Zeit für Veränderung?

Angela Meierschitz

Bildergebnis für bilder veränderungen im lebenHast Du schon bemerkt wie schwer es ist, gute Vorsätze ins Leben umzusetzen. Wenn nur unser Verstand etwas für „gut“ befindet reicht es leider meistens nicht aus.
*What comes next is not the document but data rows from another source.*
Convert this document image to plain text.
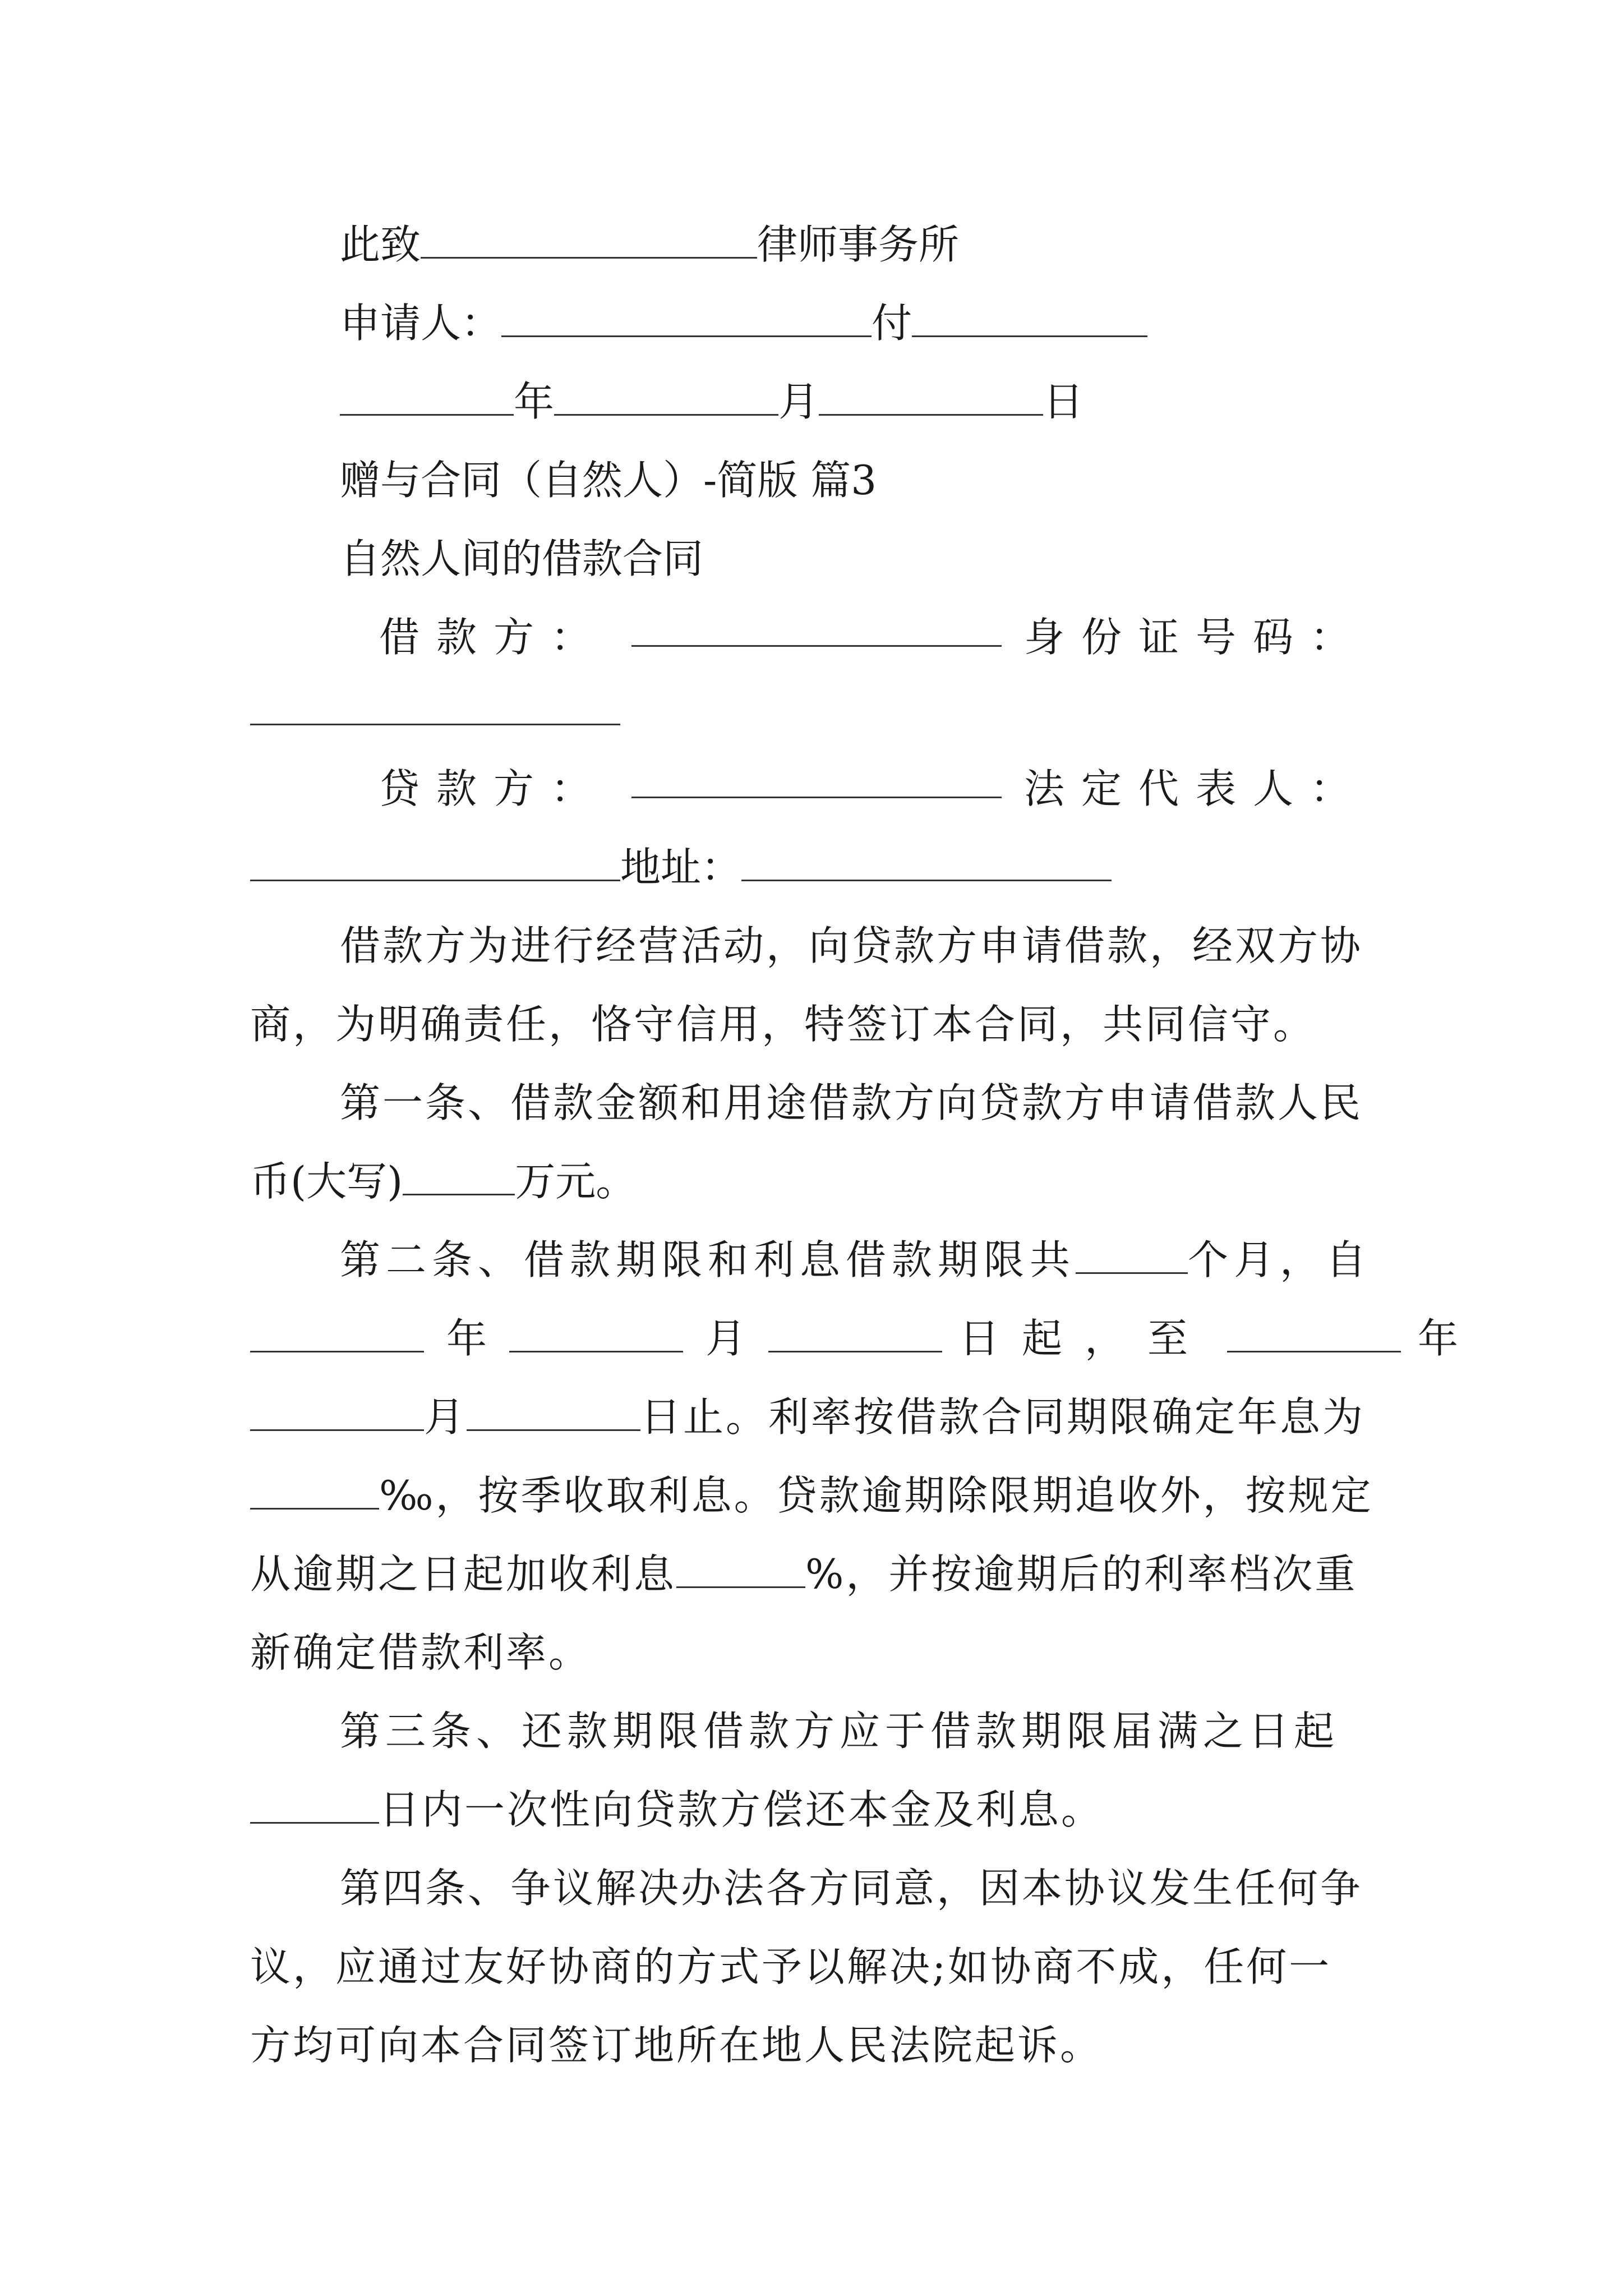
此致	律师事务所
申请人：	付
年	月	日
赠与合同（自然人）-简版 篇3
自然人间的借款合同
借款方：	身份证号码：
贷款方：	法定代表人：
地址：
借款方为进行经营活动，向贷款方申请借款，经双方协
商，为明确责任，恪守信用，特签订本合同，共同信守。
第一条、借款金额和用途借款方向贷款方申请借款人民
币(大写)	万元。
第二条、借款期限和利息借款期限共	个月，自
年	月	日起，至	年
月	日止。利率按借款合同期限确定年息为
‰，按季收取利息。贷款逾期除限期追收外，按规定
从逾期之日起加收利息	%，并按逾期后的利率档次重
新确定借款利率。
第三条、还款期限借款方应于借款期限届满之日起
日内一次性向贷款方偿还本金及利息。
第四条、争议解决办法各方同意，因本协议发生任何争
议，应通过友好协商的方式予以解决;如协商不成，任何一
方均可向本合同签订地所在地人民法院起诉。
Oft fehlen unsere Gefühle und Herzenswünsche dabei, mit denen wir unsere Vorhaben erfüllen können.

Wie bemerkt man, dass es Zeit für Veränderungen ist:

  • Wir fühlen uns erschöpft und lustlos.
  • Wir sind unzufrieden, hektisch, alles ist zu viel oder wir finden das Leben langweilig.
  • Wir leiden unter hartnäckigen Verspannungen, die unsere Beweglichkeit und Lebensfreude einschränken.
  • Wir ziehen uns zurück.
  • Wir stecken in einer Krise fest.
  • Wir haben unsere Neugierde und die Lust Neues zu entdecken verloren.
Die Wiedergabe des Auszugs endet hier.